It's not an easy feat for the definition of words to be amended by Merriam-Webster, but Drake University graduate Kennedy Mitchum was able to do just that. According to reports, 22-year-old Kennedy repeatedly contacted representatives and staff members working for Merriam-Webster in an effort to have them not change the definition of the word "racism," but to add to its meaning.

“I kept having to tell them that definition is not representative of what is actually happening in the world.

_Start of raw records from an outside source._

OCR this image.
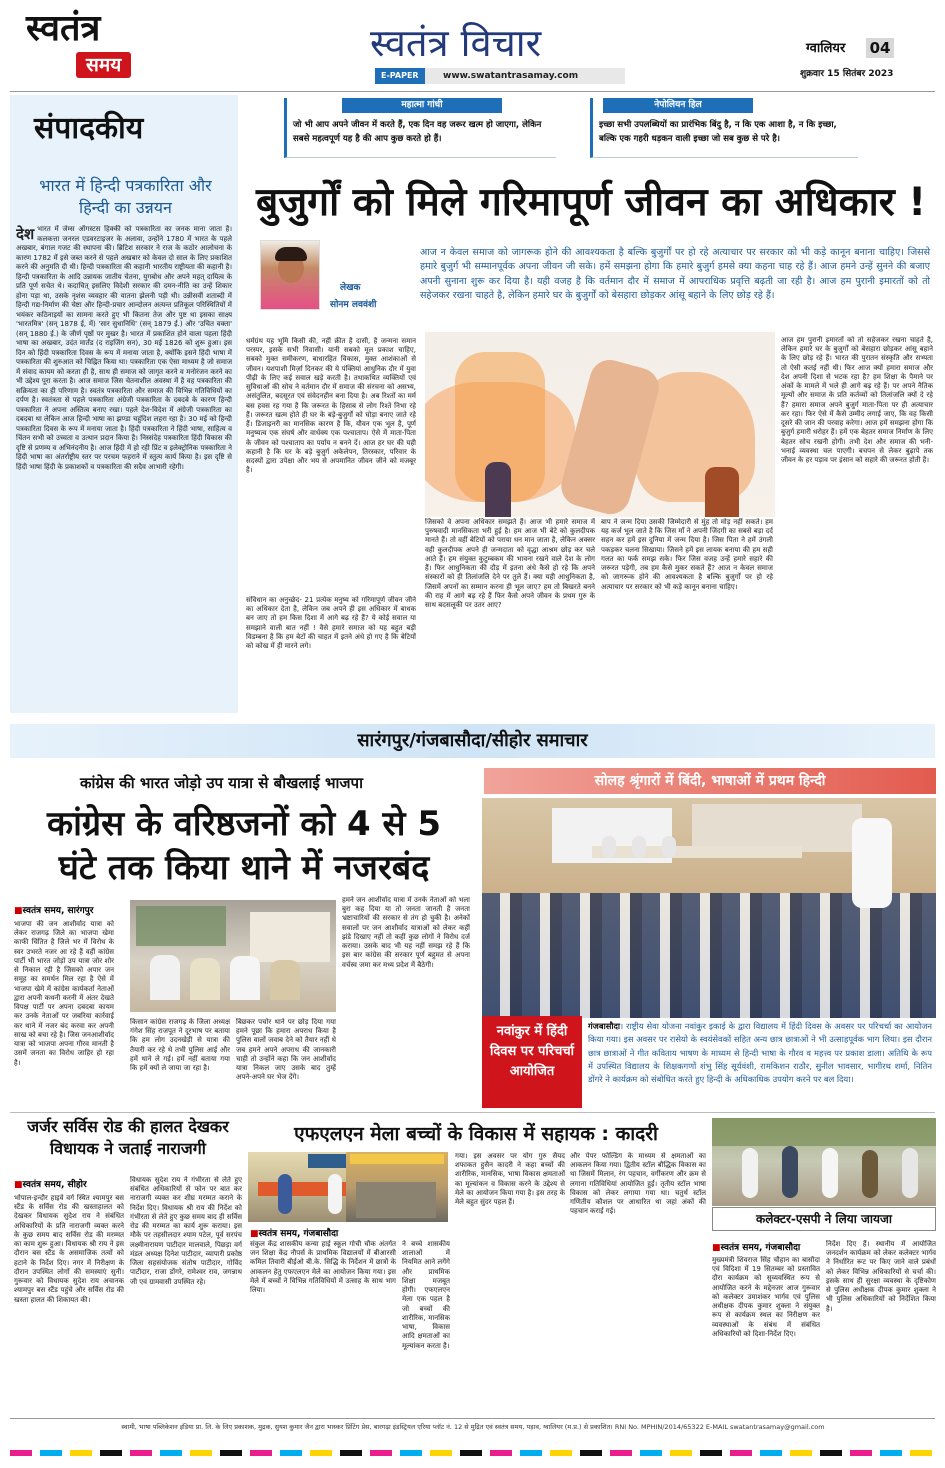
स्वतंत्र
समय	स्वतंत्र विचार
E-PAPER	www.swatantrasamay.com
ग्वालियर 04
शुक्रवार 15 सितंबर 2023
संपादकीय
भारत में हिन्दी पत्रकारिता और हिन्दी का उन्नयन
देश भारत में जेम्स ऑगस्टस हिक्की को पत्रकारिता का जनक माना जाता है। कलकत्ता जनरल एडवरटाइजर के अलावा, उन्होंने 1780 में भारत के पहले अखबार, बंगाल गजट की स्थापना की। ब्रिटिश सरकार ने राज के कठोर आलोचना के कारण 1782 में इसे जब्त करने से पहले अखबार को केवल दो साल के लिए प्रकाशित करने की अनुमति दी थी। हिन्दी पत्रकारिता की कहानी भारतीय राष्ट्रीयता की कहानी है। हिन्दी पत्रकारिता के आदि उन्नायक जातीय चेतना, युगबोध और अपने महत् दायित्व के प्रति पूर्ण सचेत थे। कदाचित् इसलिए विदेशी सरकार की दमन-नीति का उन्हें शिकार होना पड़ा था, उसके नृशंस व्यवहार की यातना झेलनी पड़ी थी। उन्नीसवीं शताब्दी में हिन्दी गद्य-निर्माण की चेष्टा और हिन्दी-प्रचार आन्दोलन अत्यन्त प्रतिकूल परिस्थितियों में भयंकर कठिनाइयों का सामना करते हुए भी कितना तेज और पुष्ट था इसका साक्ष्य 'भारतमित्र' (सन् 1878 ई, में) 'सार सुधानिधि' (सन् 1879 ई.) और 'उचित वक्ता' (सन् 1880 ई.) के जीर्ण पृष्ठों पर मुखर है। भारत में प्रकाशित होने वाला पहला हिंदी भाषा का अखबार, उदंत मार्तंड (द राइजिंग सन), 30 मई 1826 को शुरू हुआ। इस दिन को हिंदी पत्रकारिता दिवस के रूप में मनाया जाता है, क्योंकि इसने हिंदी भाषा में पत्रकारिता की शुरुआत को चिह्नित किया था। पत्रकारिता एक ऐसा माध्यम है जो समाज में संवाद कायम को करता ही है, साथ ही समाज को जागृत करने व मनोरंजन करने का भी उद्देश्य पूरा करता है। आज समाज जिस चेतनाशील अवस्था में है वह पत्रकारिता की सक्रियता का ही परिणाम है। स्वतंत्र पत्रकारिता और समाज की विभिन्न गतिविधियों का दर्पण है। स्वतंत्रता से पहले पत्रकारिता अंग्रेजी पत्रकारिता के दबदबे के कारण हिन्दी पत्रकारिता ने अपना अस्तित्व बनाए रखा। पहले देश-विदेश में अंग्रेजी पत्रकारिता का दबदबा था लेकिन आज हिन्दी भाषा का झण्डा चहुंदिश लहरा रहा है। 30 मई को हिन्दी पत्रकारिता दिवस के रूप में मनाया जाता है। हिंदी पत्रकारिता ने हिंदी भाषा, साहित्य व चिंतन सभी को उच्चता व उत्थान प्रदान किया है। निस्संदेह पत्रकारिता हिंदी विकास की दृष्टि से प्रणम्य व अभिनंदनीय है। आज हिंदी में हो रही प्रिंट व इलेक्ट्रोनिक पत्रकारिता ने हिंदी भाषा का अंतर्राष्ट्रीय स्तर पर परचम फहराने में स्तुत्य कार्य किया है। इस दृष्टि से हिंदी भाषा हिंदी के प्रकाशकों व पत्रकारिता की सदैव आभारी रहेगी।
महात्मा गांधी
जो भी आप अपने जीवन में करते हैं, एक दिन वह जरूर खत्म हो जाएगा, लेकिन सबसे महत्वपूर्ण यह है की आप कुछ करते हो हैं।
नेपोलियन हिल
इच्छा सभी उपलब्धियों का प्रारंभिक बिंदु है, न कि एक आशा है, न कि इच्छा, बल्कि एक गहरी धड़कन वाली इच्छा जो सब कुछ से परे है।
बुजुर्गों को मिले गरिमापूर्ण जीवन का अधिकार !
लेखक
सोनम लववंशी
आज न केवल समाज को जागरूक होने की आवश्यकता है बल्कि बुजुर्गों पर हो रहे अत्याचार पर सरकार को भी कड़े कानून बनाना चाहिए। जिससे हमारे बुजुर्ग भी सम्मानपूर्वक अपना जीवन जी सके। हमें समझना होगा कि हमारे बुजुर्ग हमसे क्या कहना चाह रहे हैं। आज हमने उन्हें सुनने की बजाए अपनी सुनाना शुरू कर दिया है। यही वजह है कि वर्तमान दौर में समाज में आपराधिक प्रवृत्ति बढ़ती जा रही है। आज हम पुरानी इमारतों को तो सहेजकर रखना चाहते है, लेकिन हमारे घर के बुजुर्गों को बेसहारा छोड़कर आंसू बहाने के लिए छोड़ रहे हैं।
धर्मग्रंथ यह भूमि किसी की, नहीं क्रीत है दासी, है जन्मना समान परस्पर, इसके सभी निवासी। यानी सबको मूल प्रकाश चाहिए, सबको मुक्त समीकरण, बाधारहित विकास, मुक्त आशंकाओं से जीवन। यशपाशी मिर्ज़ा दिनकर की ये पंक्तियां आधुनिक दौर में युवा पीढ़ी के लिए कई सवाल खड़े करती है। तथाकथित व्यक्तियों एवं सुविधाओं की सोच ने वर्तमान दौर में समाज की संरचना को असभ्य, असंतुलित, बदसूरत एवं संवेदनहीन बना दिया है। अब रिश्तों का मर्म बस हवस रह गया है कि जरूरत के हिसाब से लोग रिश्ते निभा रहे हैं। जरूरत खत्म होते ही घर के बड़े-बुजुर्गों को घोड़ा बनाए जाते रहे हैं। डिजाइनरी का मानसिक कारण है कि, यौवन एक भूल है, पूर्ण मनुष्यत्व एक संघर्ष और वार्धक्य एक पश्चाताप। ऐसे में माता-पिता के जीवन को पश्चाताप का पर्याय न बनने दें। आज हर घर की यही कहानी है कि घर के बड़े बुजुर्ग अकेलेपन, तिरस्कार, परिवार के सदस्यों द्वारा उपेक्षा और भय से अपमानित जीवन जीने को मजबूर है।
संविधान का अनुच्छेद- 21 प्रत्येक मनुष्य को गरिमापूर्ण जीवन जीने का अधिकार देता है, लेकिन जब अपने ही इस अधिकार में बाधक बन जाए तो हम किस दिशा में आगे बढ़ रहे हैं? ये कोई सवाल या समझाने वाली बात नहीं ! वैसे हमारे समाज को यह बहुत बड़ी विडम्बना है कि हम बेटों की चाहत में इतने अंधे हो गए है कि बेटियों को कोख में ही मारने लगे।
जिसको वे अपना अधिकार समझते हैं। आज भी हमारे समाज में पुरुषवादी मानसिकता भरी हुई है। हम आज भी बेटे को कुलदीपक मानते हैं। तो वहीं बेटियों को पराया धन मान जाता है, लेकिन अक्सर वही कुलदीपक अपने ही जन्मदाता को वृद्धा आश्रम छोड़ कर चले आते हैं। हम संयुक्त कुटुम्बकम की भावना रखने वाले देश के लोग हैं। फिर आधुनिकता की दौड़ में इतना अंधे कैसे हो रहे कि अपने संस्कारों को ही तिलांजलि देने पर तुले हैं। क्या यही आधुनिकता है, जिसमें अपनों का सम्मान करना ही भूल जाए? हम तो बिखरते बनने की राह में आगे बढ़ रहे हैं फिर कैसे अपने जीवन के प्रथम गुरु के साथ बदसलूकी पर उतर आए?
बाप ने जन्म दिया उसकी जिम्मेदारी से मुंह तो मोड़ नहीं सकते। हम यह कर्ज भूल जाते है कि जिस माँ ने अपनी जिंदगी का सबसे बड़ा दर्द सहन कर हमें इस दुनिया में जन्म दिया है। जिस पिता ने हमें उंगली पकड़कर चलना सिखाया। जिसने हमें इस लायक बनाया की हम सही गलत का फर्क समझ सके। फिर जिस वजह उन्हें हमारे सहारे की जरूरत पड़ेगी, तब हम कैसे मुकर सकते हैं? आज न केवल समाज को जागरूक होने की आवश्यकता है बल्कि बुजुर्गों पर हो रहे अत्याचार पर सरकार को भी कड़े कानून बनाना चाहिए।
आज हम पुरानी इमारतों को तो सहेजकर रखना चाहते है, लेकिन हमारे घर के बुजुर्गों को बेसहारा छोड़कर आंसू बहाने के लिए छोड़ रहे हैं। भारत की पुरातन संस्कृति और सभ्यता तो ऐसी कतई नहीं थी। फिर आज क्यों हमारा समाज और देश अपनी दिशा से भटक रहा है? हम शिक्षा के पैमाने पर अंकों के मामले में भले ही आगे बढ़ रहे हैं। पर अपने नैतिक मूल्यों और समाज के प्रति कर्तव्यों को तिलांजलि क्यों दे रहे हैं? हमारा समाज अपने बुजुर्ग माता-पिता पर ही अत्याचार कर रहा। फिर ऐसे में कैसे उम्मीद लगाई जाए, कि वह किसी दूसरे की जान की परवाह करेगा। आज हमें समझना होगा कि बुजुर्ग हमारी धरोहर हैं। हमें एक बेहतर समाज निर्माण के लिए बेहतर सोच रखनी होगी। तभी देश और समाज की भनी-भनाई व्यवस्था चल पाएगी। बचपन से लेकर बुढ़ापे तक जीवन के हर पड़ाव पर इंसान को सहारे की जरूरत होती है।
सारंगपुर/गंजबासौदा/सीहोर समाचार
कांग्रेस की भारत जोड़ो उप यात्रा से बौखलाई भाजपा
कांग्रेस के वरिष्ठजनों को 4 से 5
घंटे तक किया थाने में नजरबंद
■ स्वतंत्र समय, सारंगपुर
भाजपा की जन आशीर्वाद यात्रा को लेकर राजगढ़ जिले का भाजपा खेमा काफी चिंतित है जिले भर में विरोध के स्वर उभरते नजर आ रहे हैं वहीं कांग्रेस पार्टी भी भारत जोड़ो उप यात्रा जोर शोर से निकाल रही है जिसको अपार जन समूह का समर्थन मिल रहा है ऐसे में भाजपा खेमे में कांग्रेस कार्यकर्ता नेताओं द्वारा अपनी कथनी करनी में अंतर देखते विपक्ष पार्टी पर अपना दबदबा कायम कर उनके नेताओं पर जबरिया कार्रवाई कर थाने में नजर बंद करवा कर अपनी साख को बचा रहे है। जिस जनआशीर्वाद यात्रा को भाजपा अपना गौरव मानती है उसमें जनता का विरोध जाहिर हो रहा है।
किसान कांग्रेस राजगढ़ के जिला अध्यक्ष गंगेश सिंह राजपूत ने दूरभाष पर बताया कि हम लोग उदनखेड़ी से यात्रा की तैयारी कर रहे थे तभी पुलिस आई और हमें थाने ले गई। हमें नहीं बताया गया कि हमें क्यों ले जाया जा रहा है।
बिछकर पचोर थाने पर छोड़ दिया गया हमने पूछा कि हमारा अपराध किया है पुलिस वालों जवाब देने को तैयार नहीं थे जब हमने अपने अपराध की जानकारी चाही तो उन्होंने कहा कि जन आशीर्वाद यात्रा निकल जाए उसके बाद तुम्हें अपने-अपने घर भेज देंगे।
हमने जन आशीर्वाद यात्रा में उनके नेताओं को भला बुरा कह दिया या तो जनता जानती है जनता भ्रष्टाचारियों की सरकार से तंग हो चुकी है। अनेकों सवालों पर जन आशीर्वाद यात्राओं को लेकर कहीं झंडे दिखाए नहीं तो कहीं कुछ लोगों ने विरोध दर्ज कराया। उसके बाद भी यह नहीं समझ रहे हैं कि इस बार कांग्रेस की सरकार पूर्ण बहुमत से अपना वर्चस्व जमा कर मध्य प्रदेश में बैठेगी।
सोलह श्रृंगारों में बिंदी, भाषाओं में प्रथम हिन्दी
नवांकुर में हिंदी दिवस पर परिचर्चा आयोजित
गंजबासौदा। राष्ट्रीय सेवा योजना नवांकुर इकाई के द्वारा विद्यालय में हिंदी दिवस के अवसर पर परिचर्चा का आयोजन किया गया। इस अवसर पर रासेयो के स्वयंसेवकों सहित अन्य छात्र छात्राओं ने भी उत्साहपूर्वक भाग लिया। इस दौरान छात्र छात्राओं ने गीत कविताय भाषण के माध्यम से हिन्दी भाषा के गौरव व महत्त्व पर प्रकाश डाला। अतिथि के रूप में उपस्थित विद्यालय के शिक्षकगणों शंभु सिंह सूर्यवंशी, रामकिशन राठौर, सुनील भावसार, भागीरथ शर्मा, नितिन डोंगरे ने कार्यक्रम को संबोधित करते हुए हिन्दी के अधिकाधिक उपयोग करने पर बल दिया।
जर्जर सर्विस रोड की हालत देखकर
विधायक ने जताई नाराजगी
■ स्वतंत्र समय, सीहोर
भोपाल-इन्दौर हाइवे वर्ग स्थित श्यामपुर बस स्टैंड के सर्विस रोड की खस्ताहालत को देखकर विधायक सुदेश राय ने संबंधित अधिकारियों के प्रति नाराजगी व्यक्त करने के कुछ समय बाद सर्विस रोड की मरम्मत का काम शुरू हुआ। विधायक श्री राय ने इस दौरान बस स्टैंड के असमाजिक तत्वों को हटाने के निर्देश दिए। नगर में निरीक्षण के दौरान उपस्थित लोगों की समस्याएं सुनी। गुरूवार को विधायक सुदेश राय अचानक श्यामपुर बस स्टैंड पहुंचे और सर्विस रोड की खस्ता हालत की शिकायत की।
विधायक सुदेश राय ने गंभीरता से लेते हुए संबंधित अधिकारियों से फोन पर बात कर नाराजगी व्यक्त कर शीघ्र मरम्मत कराने के निर्देश दिए। विधायक श्री राय की निर्देश को गंभीरता से लेते हुए कुछ समय बाद ही सर्विस रोड की मरम्मत का कार्य शुरू कराया। इस मौके पर तहसीलदार श्याम पटेल, पूर्व सरपंच लक्ष्मीनारायण पाटीदार मालवाले, पिछड़ा वर्ग मंडल अध्यक्ष दिनेश पाटीदार, व्यापारी प्रकोष्ठ जिला सहसंयोजक संतोष पाटीदार, गोविंद पाटीदार, राजा डोंगरे, रामेश्वर राव, जगन्नाथ जी एवं ग्रामवासी उपस्थित रहे।
एफएलएन मेला बच्चों के विकास में सहायक : कादरी
■ स्वतंत्र समय, गंजबासौदा
संकुल केंद्र शासकीय कन्या हाई स्कूल गोची चौक अंतर्गत जन शिक्षा केंद्र नौपर्स के प्राथमिक विद्यालयों में बीआरसी कमिल तिवारी बीईओ बी.के. सिद्धि के निर्देशन में छात्रों के आकलन हेतु एफएलएन मेले का आयोजन किया गया। इस मेले में बच्चों ने विभिन्न गतिविधियों में उत्साह के साथ भाग लिया।
ने बच्चे शासकीय शालाओं में नियमित आने लगेंगे और प्राथमिक शिक्षा मजबूत होगी। एफएलएन मेला एक पहल है जो बच्चों की शारीरिक, मानसिक भाषा, विकास आदि क्षमताओं का मूल्यांकन करता है।
गया। इस अवसर पर योग गुरु सैयद शफाकत हुसैन कादरी ने कहा बच्चों की शारीरिक, मानसिक, भाषा विकास क्षमताओं का मूल्यांकन व विकास करने के उद्देश्य से मेले का आयोजन किया गया है। इस तरह के मेले बहुत सुंदर पहल हैं।
और पेपर फोल्डिंग के माध्यम से क्षमताओं का आकलन किया गया। द्वितीय स्टॉल बौद्धिक विकास का था जिसमें मिलान, रंग पहचान, वर्गीकरण और क्रम से लगाना गतिविधियां आयोजित हुईं। तृतीय स्टॉल भाषा विकास को लेकर लगाया गया था। चतुर्थ स्टॉल गणितीय कौशल पर आधारित था जहां अंकों की पहचान कराई गई।
कलेक्टर-एसपी ने लिया जायजा
■ स्वतंत्र समय, गंजबासौदा
मुख्यमंत्री शिवराज सिंह चौहान का बासौदा एवं विदिशा में 19 सितम्बर को प्रस्तावित दौरा कार्यक्रम को सुव्यवस्थित रूप से आयोजित करने के मद्देनजर आज गुरूवार को कलेक्टर उमाशंकर भार्गव एवं पुलिस अधीक्षक दीपक कुमार शुक्ला ने संयुक्त रूप से कार्यक्रम स्थल का निरीक्षण कर व्यवस्थाओं के संबंध में संबंधित अधिकारियों को दिशा-निर्देश दिए।
निर्देश दिए हैं। स्थानीय में आयोजित जनदर्शन कार्यक्रम को लेकर कलेक्टर भार्गव ने निर्धारित रूट पर किए जाने वाले प्रबंधों को लेकर विभिन्न अधिकारियों से चर्चा की। इसके साथ ही सुरक्षा व्यवस्था के दृष्टिकोण से पुलिस अधीक्षक दीपक कुमार शुक्ला ने भी पुलिस अधिकारियों को निर्देशित किया है।
स्वामी, भाषा पब्लिकेशन इंडिया प्रा. लि. के लिए प्रकाशक, मुद्रक, सुयश कुमार जैन द्वारा भास्कर प्रिंटिंग प्रेस, बारगढ़ा इंडस्ट्रियल एरिया प्लॉट नं. 12 से मुद्रित एवं स्वतंत्र समय, पड़ाव, ग्वालियर (म.प्र.) से प्रकाशित। RNI No. MPHIN/2014/65322 E-MAIL swatantrasamay@gmail.com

The way that racism occurs in real life is not just prejudice, it’s the systemic racism that is happening for a lot of black Americans,” she shared with CNN. It came to her surprise when someone finally contacted her to let her know that they understood her point, and they would make necessary changes.

Merriam-Webster editor Alex Chambers reportedly said, “While our focus will always be on faithfully reflecting the real-world usage of a word, not on promoting any particular viewpoint, we have concluded that omitting any mention of the systemic aspects of racism promotes a certain viewpoint in itself.”

Prior to the change, Merriam-Webster defined racism as "a belief that race is the primary determinant of human traits and capacities and that racial differences produce an inherent superiority of a particular race.” They've now included, "a: doctrine or political program based on the assumption of racism and designed to execute its principles" and "b: a political or social system founded on racism."

"This revision would not have been made without your persistence in contacting us about this problem," Alex Chambers wrote to Kenndy in an email. "We sincerely thank you for repeatedly writing in and apologize for the harm and offense we have caused in failing to address this issue sooner."